The discovery of botanical macro-remains like cereals, legumes and fruits in a number of excavation areas at the site of Vetricella (Scarlino, GR), pointed out the presence of activities related to the storage and use of agricultural resources. The analysis of these carpological finds continue jointly in the laboratories of the Department of Historical Sciences and Cultural Heritage of the University of Siena and of the Agricultural Department of the Federico II University of Naples (Fig.).

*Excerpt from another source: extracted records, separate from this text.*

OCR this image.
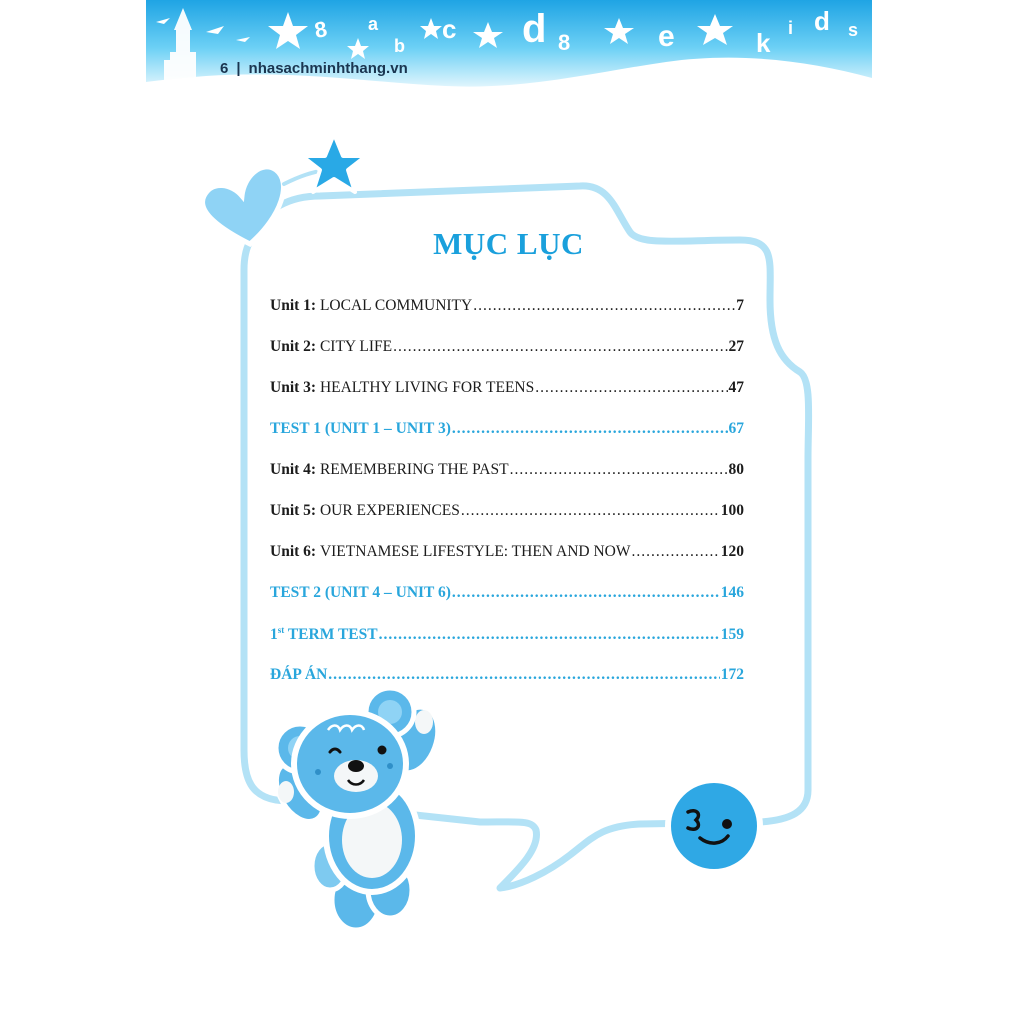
8 a
b
c d 8	e	k i d s
6 | nhasachminhthang.vn
MỤC LỤC
Unit 1: LOCAL COMMUNITY .....	7
Unit 2: CITY LIFE .....	27
Unit 3: HEALTHY LIVING FOR TEENS .....	47
TEST 1 (UNIT 1 – UNIT 3) .....	67
Unit 4: REMEMBERING THE PAST .....	80
Unit 5: OUR EXPERIENCES .....	100
Unit 6: VIETNAMESE LIFESTYLE: THEN AND NOW .....	120
TEST 2 (UNIT 4 – UNIT 6) .....	146
1st TERM TEST .....	159
ĐÁP ÁN .....	172
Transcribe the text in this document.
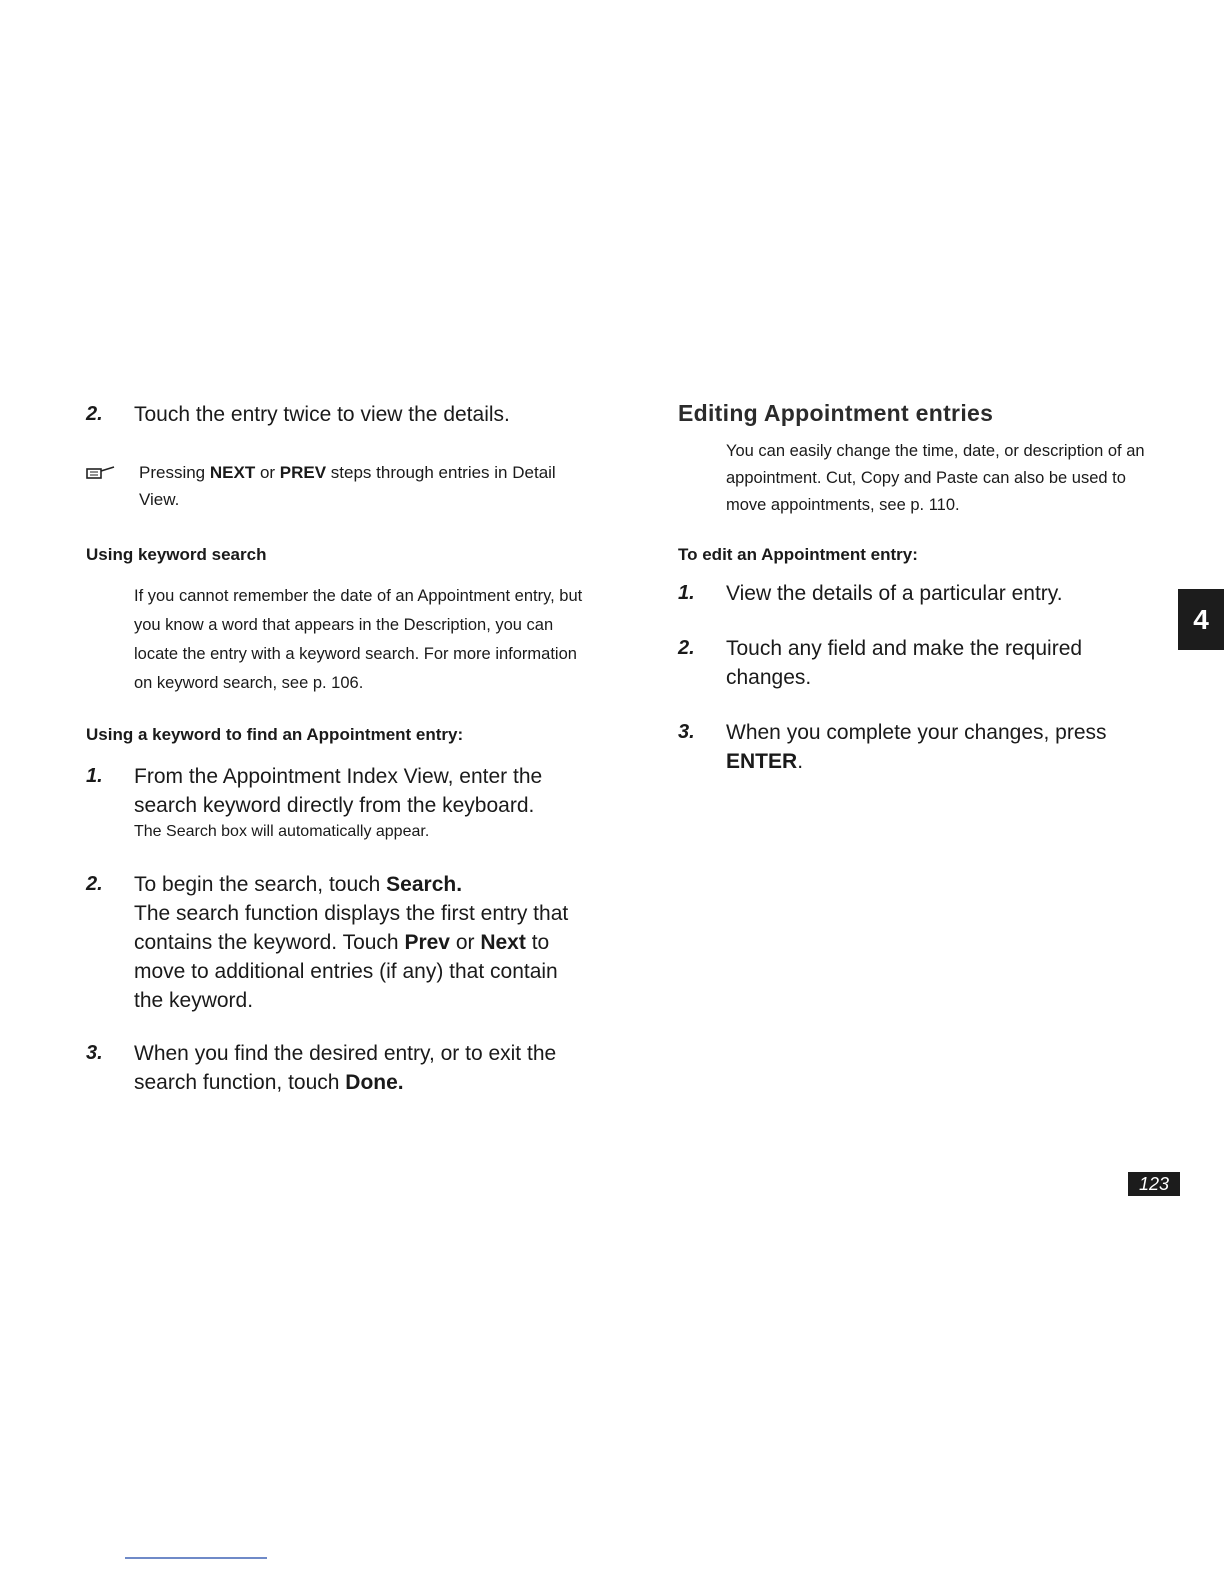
2. Touch the entry twice to view the details.

Pressing NEXT or PREV steps through entries in Detail View.

Using keyword search

If you cannot remember the date of an Appointment entry, but you know a word that appears in the Description, you can locate the entry with a keyword search. For more information on keyword search, see p. 106.

Using a keyword to find an Appointment entry:

1. From the Appointment Index View, enter the search keyword directly from the keyboard.
The Search box will automatically appear.

2. To begin the search, touch Search.
The search function displays the first entry that contains the keyword. Touch Prev or Next to move to additional entries (if any) that contain the keyword.

3. When you find the desired entry, or to exit the search function, touch Done.

Editing Appointment entries

You can easily change the time, date, or description of an appointment. Cut, Copy and Paste can also be used to move appointments, see p. 110.

To edit an Appointment entry:

1. View the details of a particular entry.

2. Touch any field and make the required changes.

3. When you complete your changes, press ENTER.

4
123
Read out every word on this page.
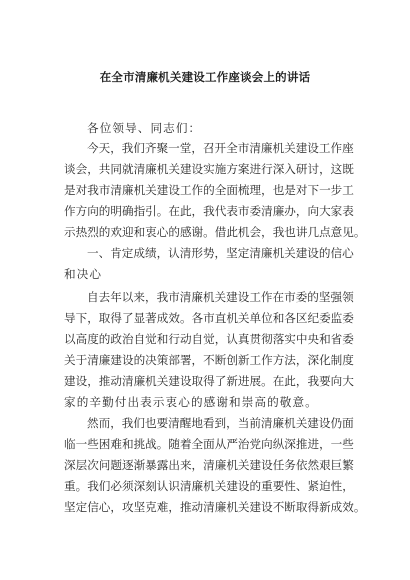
在全市清廉机关建设工作座谈会上的讲话
各位领导、同志们：
今天，我们齐聚一堂，召开全市清廉机关建设工作座
谈会，共同就清廉机关建设实施方案进行深入研讨，这既
是对我市清廉机关建设工作的全面梳理，也是对下一步工
作方向的明确指引。在此，我代表市委清廉办，向大家表
示热烈的欢迎和衷心的感谢。借此机会，我也讲几点意见。
一、肯定成绩，认清形势，坚定清廉机关建设的信心
和决心
自去年以来，我市清廉机关建设工作在市委的坚强领
导下，取得了显著成效。各市直机关单位和各区纪委监委
以高度的政治自觉和行动自觉，认真贯彻落实中央和省委
关于清廉建设的决策部署，不断创新工作方法，深化制度
建设，推动清廉机关建设取得了新进展。在此，我要向大
家的辛勤付出表示衷心的感谢和崇高的敬意。
然而，我们也要清醒地看到，当前清廉机关建设仍面
临一些困难和挑战。随着全面从严治党向纵深推进，一些
深层次问题逐渐暴露出来，清廉机关建设任务依然艰巨繁
重。我们必须深刻认识清廉机关建设的重要性、紧迫性，
坚定信心，攻坚克难，推动清廉机关建设不断取得新成效。
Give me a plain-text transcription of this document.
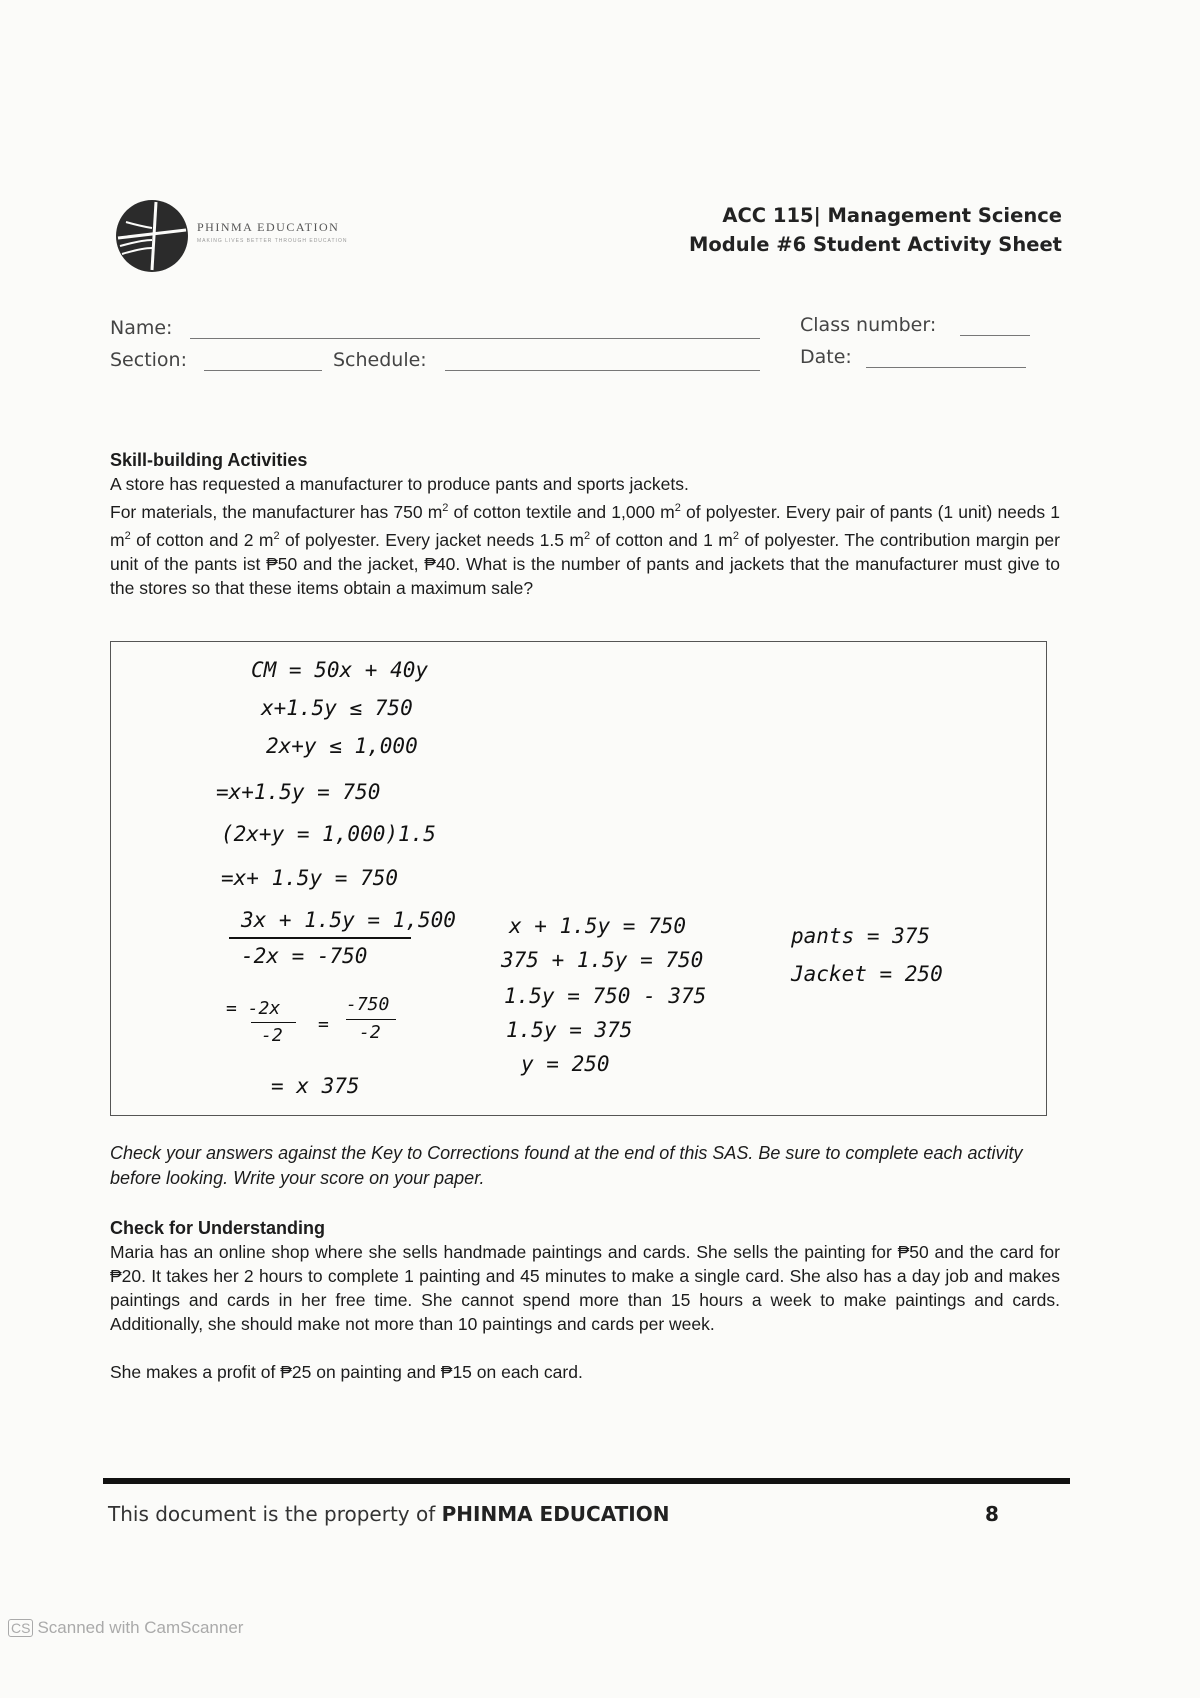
PHINMA EDUCATION
MAKING LIVES BETTER THROUGH EDUCATION
ACC 115| Management Science
Module #6 Student Activity Sheet
Name:
Section:	Schedule:
Class number:
Date:
Skill-building Activities
A store has requested a manufacturer to produce pants and sports jackets.
For materials, the manufacturer has 750 $m^2$ of cotton textile and 1,000 $m^2$ of polyester. Every pair of pants (1 unit) needs 1 $m^2$ of cotton and 2 $m^2$ of polyester. Every jacket needs 1.5 $m^2$ of cotton and 1 $m^2$ of polyester. The contribution margin per unit of the pants ist ₱50 and the jacket, ₱40. What is the number of pants and jackets that the manufacturer must give to the stores so that these items obtain a maximum sale?
CM = 50x + 40y
x+1.5y ≤ 750
2x+y ≤ 1,000
=x+1.5y = 750
(2x+y = 1,000)1.5
=x+ 1.5y = 750
3x + 1.5y = 1,500
-2x = -750
= -2x
-2
=
-750
-2
= x 375
x + 1.5y = 750
375 + 1.5y = 750
1.5y = 750 - 375
1.5y = 375
y = 250
pants = 375
Jacket = 250
Check your answers against the Key to Corrections found at the end of this SAS. Be sure to complete each activity before looking. Write your score on your paper.
Check for Understanding
Maria has an online shop where she sells handmade paintings and cards. She sells the painting for ₱50 and the card for ₱20. It takes her 2 hours to complete 1 painting and 45 minutes to make a single card. She also has a day job and makes paintings and cards in her free time. She cannot spend more than 15 hours a week to make paintings and cards. Additionally, she should make not more than 10 paintings and cards per week.
She makes a profit of ₱25 on painting and ₱15 on each card.
This document is the property of PHINMA EDUCATION	8
CS Scanned with CamScanner
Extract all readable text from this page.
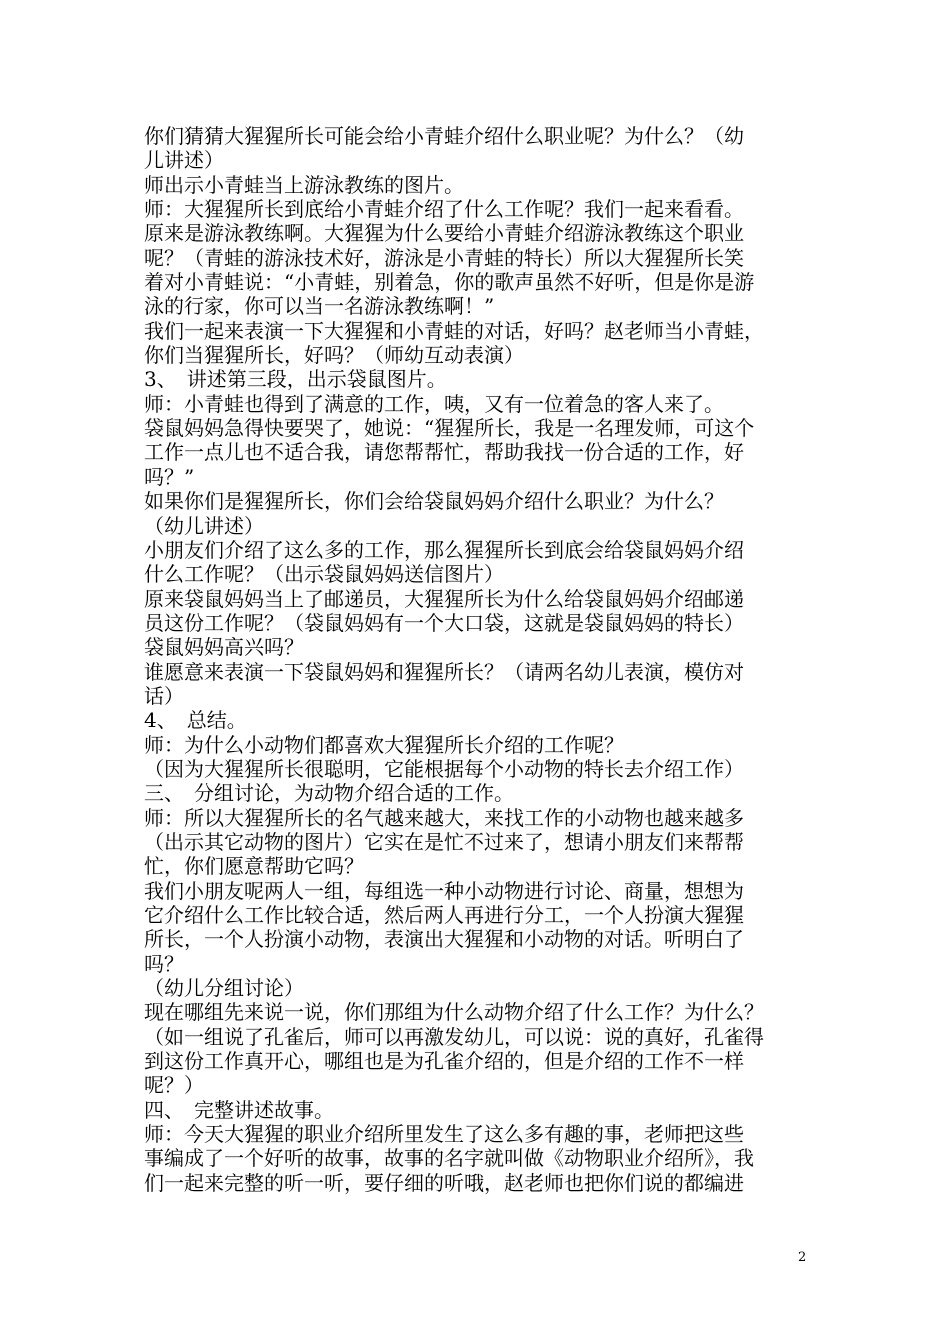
你们猜猜大猩猩所长可能会给小青蛙介绍什么职业呢？为什么？（幼

儿讲述）

师出示小青蛙当上游泳教练的图片。

师：大猩猩所长到底给小青蛙介绍了什么工作呢？我们一起来看看。

原来是游泳教练啊。大猩猩为什么要给小青蛙介绍游泳教练这个职业

呢？（青蛙的游泳技术好，游泳是小青蛙的特长）所以大猩猩所长笑

着对小青蛙说：“小青蛙，别着急，你的歌声虽然不好听，但是你是游

泳的行家，你可以当一名游泳教练啊！”

我们一起来表演一下大猩猩和小青蛙的对话，好吗？赵老师当小青蛙，

你们当猩猩所长，好吗？（师幼互动表演）

3、　讲述第三段，出示袋鼠图片。

师：小青蛙也得到了满意的工作，咦，又有一位着急的客人来了。

袋鼠妈妈急得快要哭了，她说：“猩猩所长，我是一名理发师，可这个

工作一点儿也不适合我，请您帮帮忙，帮助我找一份合适的工作，好

吗？”

如果你们是猩猩所长，你们会给袋鼠妈妈介绍什么职业？为什么？

（幼儿讲述）

小朋友们介绍了这么多的工作，那么猩猩所长到底会给袋鼠妈妈介绍

什么工作呢？（出示袋鼠妈妈送信图片）

原来袋鼠妈妈当上了邮递员，大猩猩所长为什么给袋鼠妈妈介绍邮递

员这份工作呢？（袋鼠妈妈有一个大口袋，这就是袋鼠妈妈的特长）

袋鼠妈妈高兴吗？

谁愿意来表演一下袋鼠妈妈和猩猩所长？（请两名幼儿表演，模仿对

话）

4、　总结。

师：为什么小动物们都喜欢大猩猩所长介绍的工作呢？

（因为大猩猩所长很聪明，它能根据每个小动物的特长去介绍工作）

三、　分组讨论，为动物介绍合适的工作。

师：所以大猩猩所长的名气越来越大，来找工作的小动物也越来越多

（出示其它动物的图片）它实在是忙不过来了，想请小朋友们来帮帮

忙，你们愿意帮助它吗？

我们小朋友呢两人一组，每组选一种小动物进行讨论、商量，想想为

它介绍什么工作比较合适，然后两人再进行分工，一个人扮演大猩猩

所长，一个人扮演小动物，表演出大猩猩和小动物的对话。听明白了

吗？

（幼儿分组讨论）

现在哪组先来说一说，你们那组为什么动物介绍了什么工作？为什么？

（如一组说了孔雀后，师可以再激发幼儿，可以说：说的真好，孔雀得

到这份工作真开心，哪组也是为孔雀介绍的，但是介绍的工作不一样

呢？）

四、　完整讲述故事。

师：今天大猩猩的职业介绍所里发生了这么多有趣的事，老师把这些

事编成了一个好听的故事，故事的名字就叫做《动物职业介绍所》，我

们一起来完整的听一听，要仔细的听哦，赵老师也把你们说的都编进

2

The processing of the carpological data is an important step for the understanding of the economic dynamics that affected southern Tuscany since the ninth century and represent one of the main research subject of the nEU-Med project. The paleoenvironmental surveys carried out in the Pecora river basin showed how, in the second half of the ninth century, an important deforestation activity took place in the area to increase the cultivable areas and to expand the agricultural landscape. This direct action of the royal power on the territory highlighted the need of new mechanisms of management and usage of the agricultural resources, aimed at a methodical food surplus, already identified by archaeobotanical analysis carried out in some other sites of southern Tuscany.
The analysis of the Vetricella carpological data is therefore extremely important to understand the quality of the local agri-food production and, specifically, the contribution of the extended and renewed agricultural resources in the development of settlements or more generically, in the socio-economic growth of the territory.